Ethan Bronner
The New York Times
April 24, 2011 - 12:00am
http://www.nytimes.com/2011/04/25/world/middleeast/25mideast.html?_r=1&ref=middl...


The Palestinian police shot and killed one Israeli and wounded four others early Sunday after the Israelis surreptitiously visited a Jewish holy site inside a Palestinian-controlled area, officials on both sides said.

The shooting occurred outside Joseph’s Tomb in the West Bank city of Nablus after three carloads of religious Israeli Jews visited the site to pray, without coordinating their plans through the Israeli Army. Twice-monthly trips to the tomb have been organized with army escorts for the past four years without incident.

Palestinian security officials said they were questioning the Palestinian police officers who fired their weapons during the episode. The dead man was identified as Ben-Yosef Livnat, a 24-year-old father of four from Jerusalem and a nephew of Limor Livnat, the minister of culture and sport from the Likud Party in Israel. Mr. Livnat grew up on a settlement near Nablus, where his parents still live.

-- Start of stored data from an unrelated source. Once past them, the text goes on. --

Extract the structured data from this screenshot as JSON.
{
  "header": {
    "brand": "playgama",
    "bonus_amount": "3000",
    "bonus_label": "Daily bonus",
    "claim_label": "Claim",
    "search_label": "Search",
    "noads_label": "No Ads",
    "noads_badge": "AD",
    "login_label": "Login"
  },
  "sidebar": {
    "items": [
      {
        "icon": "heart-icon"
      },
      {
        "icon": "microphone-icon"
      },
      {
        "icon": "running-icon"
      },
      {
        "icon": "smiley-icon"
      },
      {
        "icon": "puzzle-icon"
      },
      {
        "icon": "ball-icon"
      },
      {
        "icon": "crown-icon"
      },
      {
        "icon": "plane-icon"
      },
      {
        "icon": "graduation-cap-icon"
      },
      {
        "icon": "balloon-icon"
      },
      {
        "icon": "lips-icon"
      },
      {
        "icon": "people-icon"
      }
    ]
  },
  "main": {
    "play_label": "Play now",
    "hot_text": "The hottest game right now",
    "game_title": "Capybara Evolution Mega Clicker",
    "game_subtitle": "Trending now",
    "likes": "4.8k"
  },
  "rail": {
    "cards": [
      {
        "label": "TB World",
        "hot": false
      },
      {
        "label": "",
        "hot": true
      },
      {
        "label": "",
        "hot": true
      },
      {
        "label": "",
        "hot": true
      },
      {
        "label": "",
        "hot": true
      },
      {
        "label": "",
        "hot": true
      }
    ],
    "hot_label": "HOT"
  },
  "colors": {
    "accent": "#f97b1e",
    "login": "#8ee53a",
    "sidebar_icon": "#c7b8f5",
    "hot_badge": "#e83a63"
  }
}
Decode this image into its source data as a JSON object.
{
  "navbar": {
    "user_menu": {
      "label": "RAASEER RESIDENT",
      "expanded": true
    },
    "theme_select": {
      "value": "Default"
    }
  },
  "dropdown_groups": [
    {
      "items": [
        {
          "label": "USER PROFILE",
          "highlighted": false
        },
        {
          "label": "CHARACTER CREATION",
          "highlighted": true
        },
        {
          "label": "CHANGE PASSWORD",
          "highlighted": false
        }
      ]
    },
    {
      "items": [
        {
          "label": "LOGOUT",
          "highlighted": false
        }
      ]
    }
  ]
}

After the shooting, Palestinian youths set fires outside the tomb. Israeli and Palestinian security officials extinguished them. Later, at a funeral procession for Mr. Livnat that began at the nearby settlement, dozens of masked Israeli settlers attacked Palestinians along the way, smashing their cars and wounding a boy.

The procession ended at a grave site on the Mount of Olives in Jerusalem where Ms. Livnat, the minister and aunt of the dead man, called his killing “a cold-blooded murder.”

A statement from Defense Minister Ehud Barak, who is responsible for Israeli security in the West Bank, also used the term “murder,” adding, “No failure of coordination can justify an event of this kind and firing on innocent people.” Mr. Barak instructed the army to investigate and demanded that the Palestinians do the same and that they take all necessary measures against those who fired.

Prime Minister Benjamin Netanyahu condemned the killing as well.

The Palestinian governor of Nablus, Jibril al-Bakri, told Israel Radio that the shooting was a result of lack of coordination between the worshipers and the Israeli Army. He said that Palestinian police officers who were on a regular patrol shot a warning into the air before firing at the cars. He stressed that the shooting was a mistake.

An Israeli military spokesman said at day’s end that Israeli and Palestinian security officials had met and exchanged what they knew and were continuing their inquiries.

The Palestinians, he said, accused the Israeli worshipers of having thrown rocks at the police before the shooting began.

David Ha’Ivri, a Jewish settler spokesman who is involved in coordinating visits to Joseph’s Tomb with the Israeli Army, said some worshipers refused to visit in this way and sneaked in on their own.

“We do not endorse that,” Mr. Ha’Ivri said. “We call on people to be responsible.” He added that the organized visits to the tomb were nonetheless still too infrequent to accommodate all who wished to go. Most of those who sneak in are members of the Breslov Hasidic sect who live in Jerusalem, he and others said.

The military spokesman said that on Jewish holidays — it is Passover now — it was not uncommon for some devout Jews to sneak into holy sites under Palestinian control. If caught by the Palestinians, they are nearly always handed over to the Israelis without violence, he said.

Many Jews believe that Joseph’s Tomb is the final burial place of the son of Jacob, the biblical patriarch.

A spokesman for the Israeli rescue service, Magen David Adom, said that the cars had been fired upon after visiting the tomb. He said that apart from Mr. Livnat, who died of a gunshot wound to the head, two others in a second car were evacuated by helicopter. Others were lightly wounded and treated on the spot.